Why did you move to Montana? It was the closest college to great skiing.

Do your future plans involve this area? Definitely. I’m applying for graduate school here at MSU.

What is a day you will never forget? Downhill biking and dirt jumping in Bellingham, Wash. while riding with the Transition Bike Company and their team.

If you could do anything for a day, what would it be? Wingsuit-ski base jumping.

In a recent failed backflip attempt at Big Sky in the terrain park, Tim Crandall dislocated his shoulder. It took him 15 minutes to place it back in the socket, and a doctor put his arm in a sling. Later, 25 inches of snow hit Jackson, Wyo. in one of the biggest 24-hour snowfalls in recent history.

Without hesitation, Crandall headed out to shred with his knee brace from a previous injury and one good arm. Once on the mountain, an onlooker stopped him to ask how he intended to use ski poles with a sling. Crandall replied, “I’m not sure yet, but I’ll figure it out when I start heading down.”

Before ski season, Crandall spent the fall semester backpacking through Europe. Traveling with a few friends, he visited countries including France, the Netherlands, Spain, Italy and Turkey. In France, Crandall recalls having to sleep in an alley. After early snow closed biking trails in Switzerland, the crew headed south to the Italian Riviera. After spending several days in different towns, the group found suitable mountain bike rentals.

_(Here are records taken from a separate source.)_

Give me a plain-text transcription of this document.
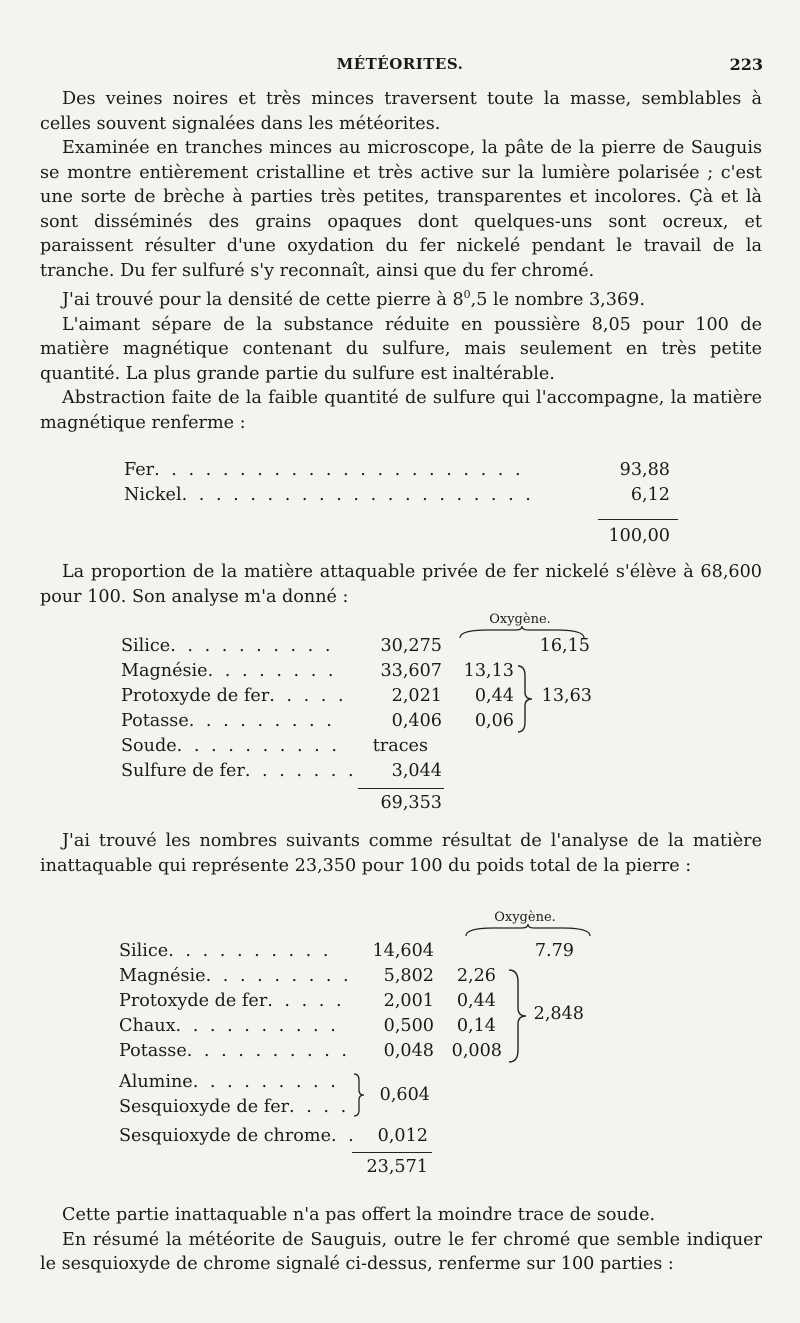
MÉTÉORITES.	223

Des veines noires et très minces traversent toute la masse, semblables à celles souvent signalées dans les météorites.

Examinée en tranches minces au microscope, la pâte de la pierre de Sauguis se montre entièrement cristalline et très active sur la lumière polarisée ; c'est une sorte de brèche à parties très petites, transparentes et incolores. Çà et là sont disséminés des grains opaques dont quelques-uns sont ocreux, et paraissent résulter d'une oxydation du fer nickelé pendant le travail de la tranche. Du fer sulfuré s'y reconnaît, ainsi que du fer chromé.

J'ai trouvé pour la densité de cette pierre à $8^0,5$ le nombre 3,369.

L'aimant sépare de la substance réduite en poussière 8,05 pour 100 de matière magnétique contenant du sulfure, mais seulement en très petite quantité. La plus grande partie du sulfure est inaltérable.

Abstraction faite de la faible quantité de sulfure qui l'accompagne, la matière magnétique renferme :

Fer. . . . . . . . . . . . . . . . . . . . . .	93,88
Nickel. . . . . . . . . . . . . . . . . . . . .	6,12
100,00

La proportion de la matière attaquable privée de fer nickelé s'élève à 68,600 pour 100. Son analyse m'a donné :

Oxygène.
Silice. . . . . . . . . .	30,275	16,15
Magnésie. . . . . . . .	33,607	13,13
Protoxyde de fer. . . . .	2,021	0,44
Potasse. . . . . . . . .	0,406	0,06
13,63
Soude. . . . . . . . . .	traces
Sulfure de fer. . . . . . .	3,044
69,353

J'ai trouvé les nombres suivants comme résultat de l'analyse de la matière inattaquable qui représente 23,350 pour 100 du poids total de la pierre :

Oxygène.
Silice. . . . . . . . . .	14,604	7.79
Magnésie. . . . . . . . .	5,802	2,26
Protoxyde de fer. . . . .	2,001	0,44
Chaux. . . . . . . . . .	0,500	0,14
Potasse. . . . . . . . . .	0,048	0,008
2,848
Alumine. . . . . . . . .
Sesquioxyde de fer. . . .
0,604
Sesquioxyde de chrome. .	0,012
23,571

Cette partie inattaquable n'a pas offert la moindre trace de soude.

En résumé la météorite de Sauguis, outre le fer chromé que semble indiquer le sesquioxyde de chrome signalé ci-dessus, renferme sur 100 parties :
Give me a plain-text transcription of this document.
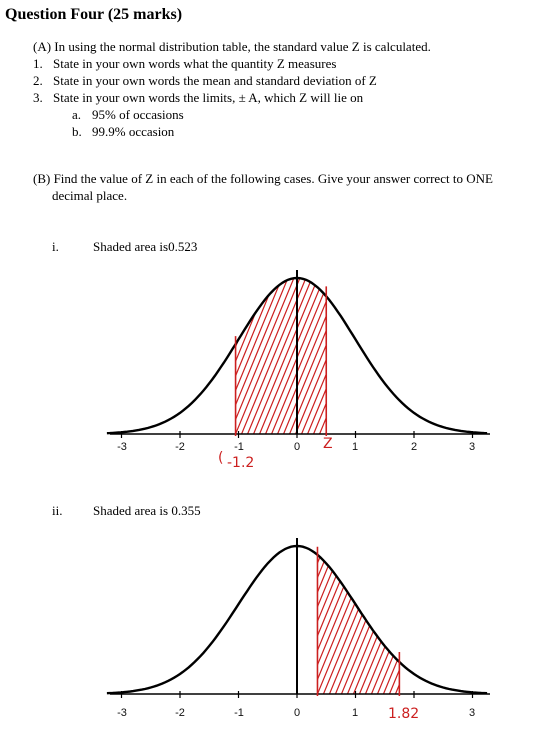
Question Four (25 marks)
(A) In using the normal distribution table, the standard value Z is calculated.
1. State in your own words what the quantity Z measures
2. State in your own words the mean and standard deviation of Z
3. State in your own words the limits, ± A, which Z will lie on
a. 95% of occasions
b. 99.9% occasion
(B) Find the value of Z in each of the following cases. Give your answer correct to ONE
decimal place.
i.	Shaded area is0.523
-3	-2	-1	0	1	2	3
Z
( -1.2
ii. Shaded area is 0.355
-3	-2	-1	0	1	3
1.82
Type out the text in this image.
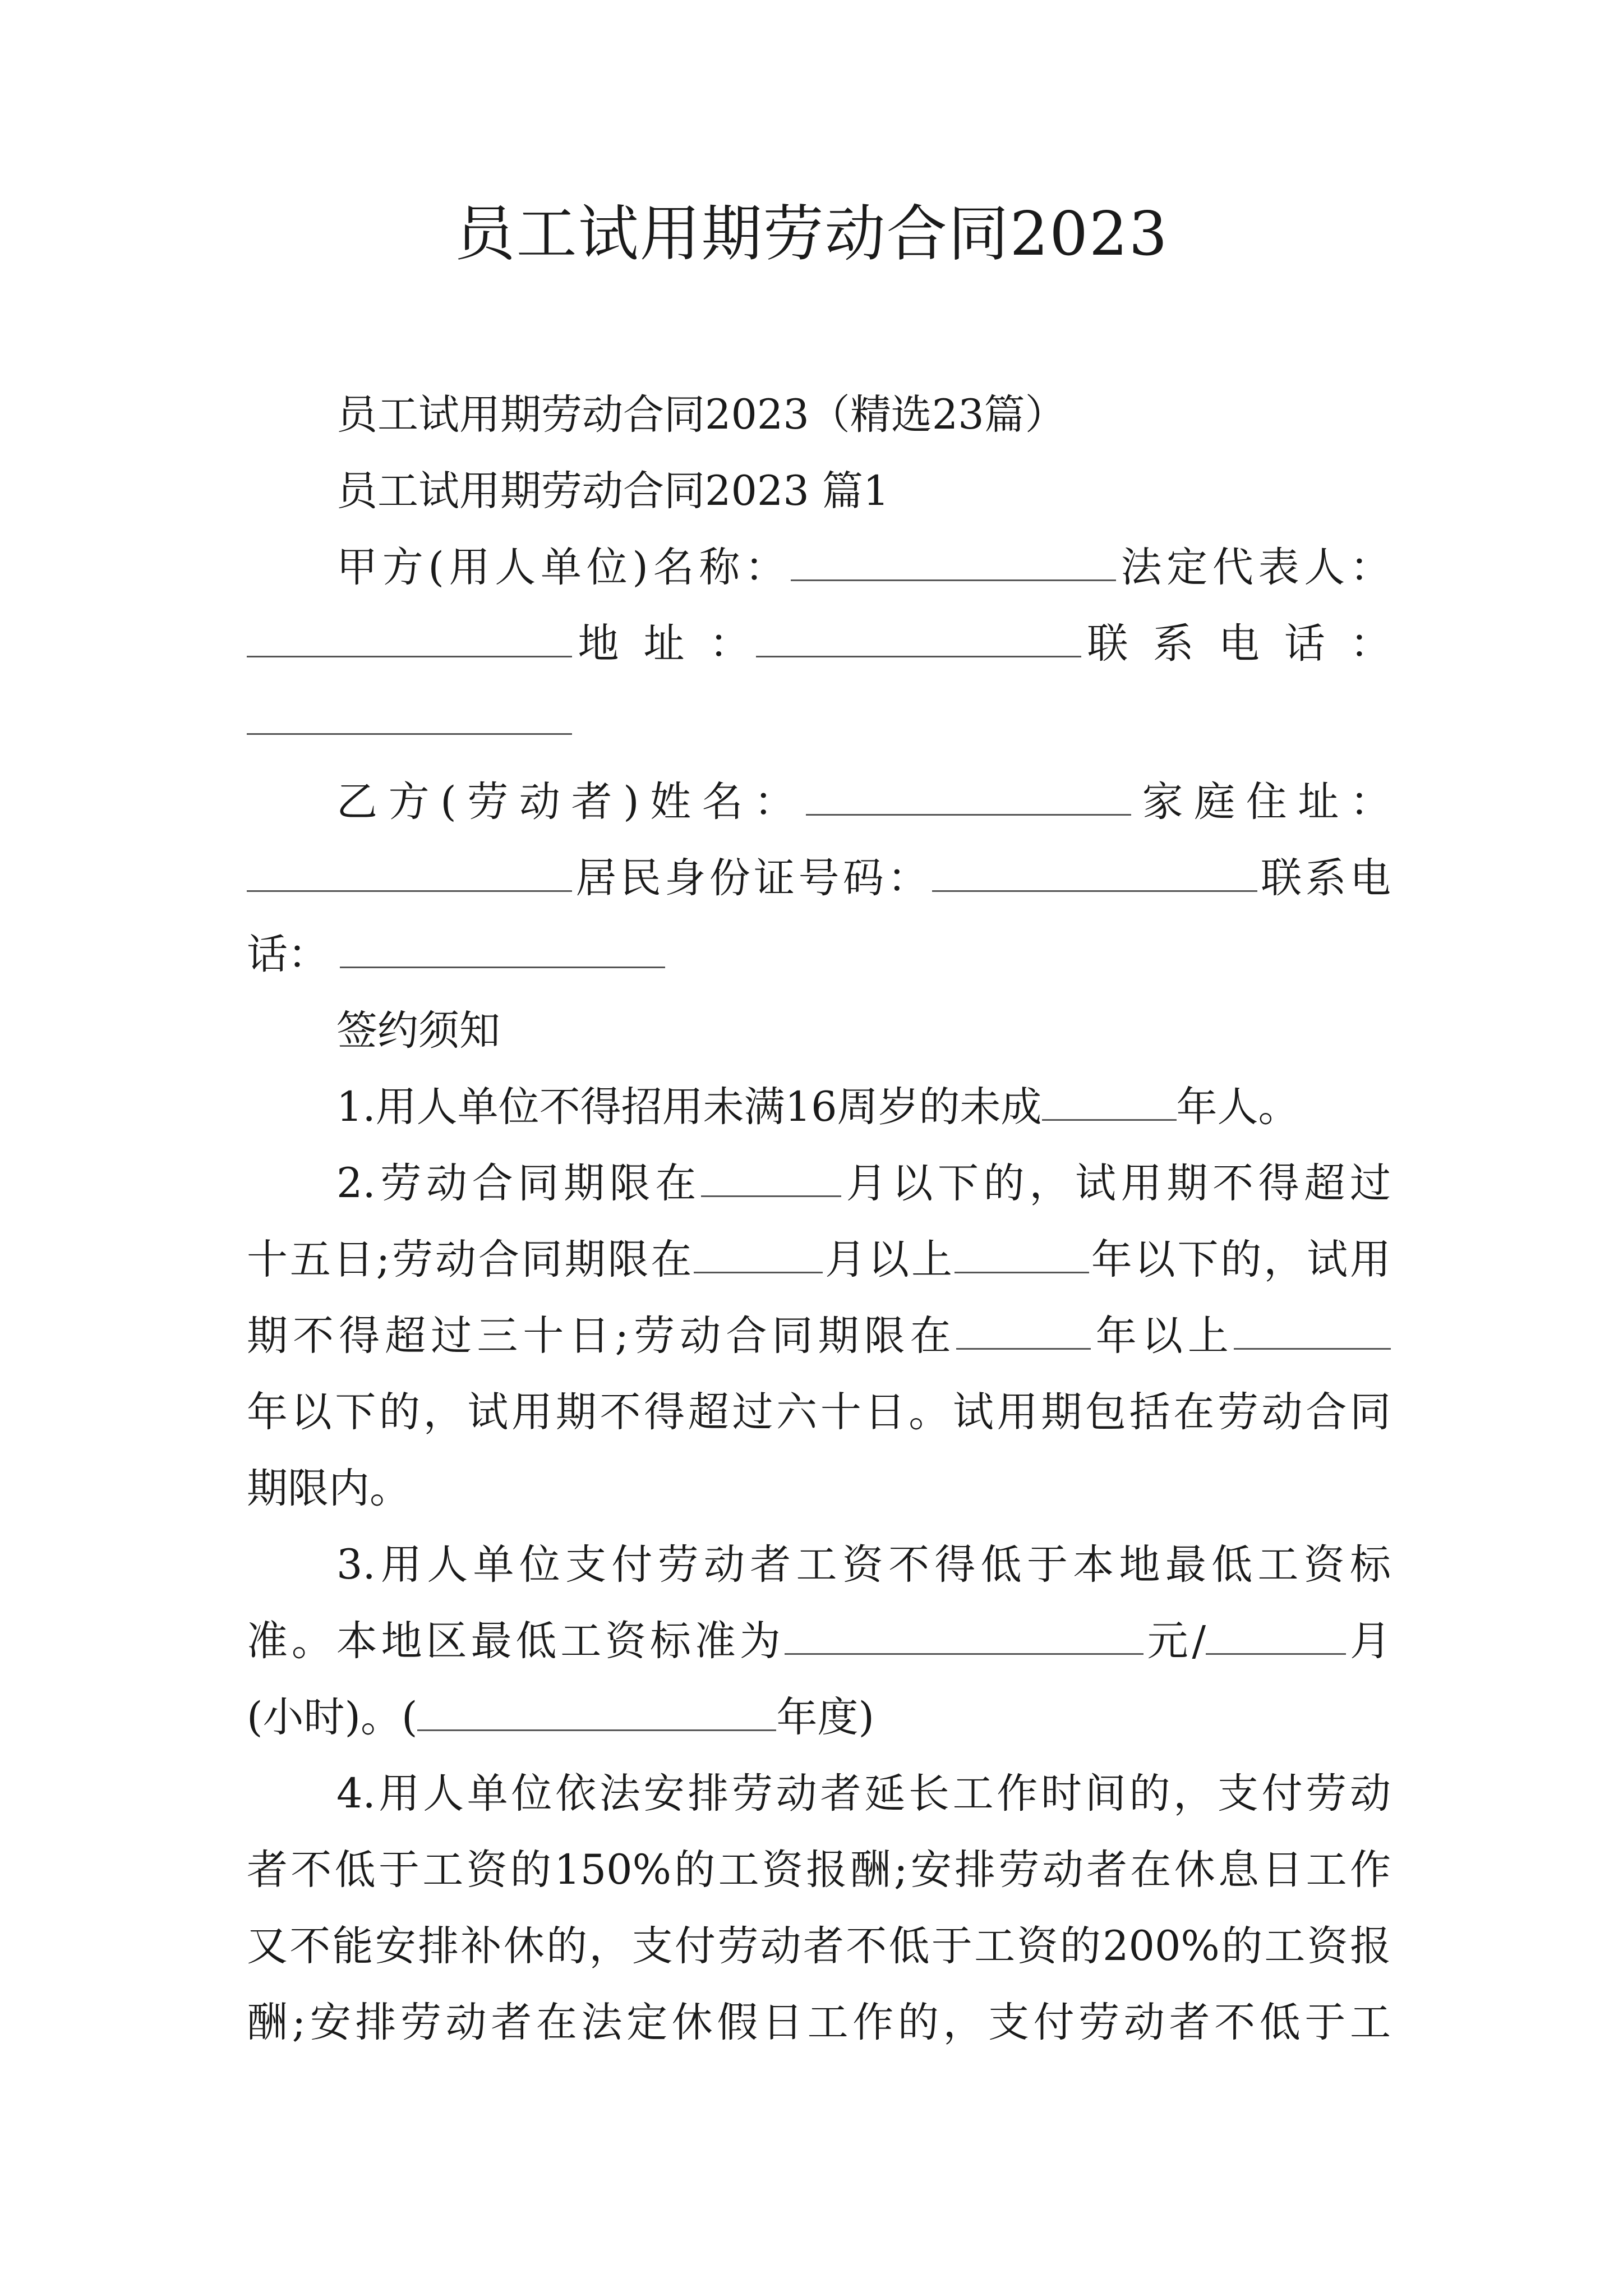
员工试用期劳动合同2023
员工试用期劳动合同2023（精选23篇）
员工试用期劳动合同2023 篇1
甲方(用人单位)名称：	法定代表人：
地 址 ：	联 系 电 话 ：
乙方(劳动者)姓名：	家庭住址：
居民身份证号码：	联系电
话：
签约须知
1.用人单位不得招用未满16周岁的未成	年人。
2.劳动合同期限在	月以下的，试用期不得超过
十五日;劳动合同期限在	月以上	年以下的，试用
期不得超过三十日;劳动合同期限在	年以上
年以下的，试用期不得超过六十日。试用期包括在劳动合同
期限内。
3.用人单位支付劳动者工资不得低于本地最低工资标
准。本地区最低工资标准为	元/	月
(小时)。(	年度)
4.用人单位依法安排劳动者延长工作时间的，支付劳动
者不低于工资的150%的工资报酬;安排劳动者在休息日工作
又不能安排补休的，支付劳动者不低于工资的200%的工资报
酬;安排劳动者在法定休假日工作的，支付劳动者不低于工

Crandall used the rest of his time in Italy biking over abandoned Roman bridges and past ancient Roman cave houses.

On an adventure in Turkey, Crandall and his friends took a hot air balloon ride, touring the landscape littered with formations called “fairy chimneys”. Later, he explored ancient cave homes carved out of the cliffs roughly 2,500 years ago, with roots reaching 50 feet tall.

Currently, Crandall spends his time working as a ski tech off Main Street.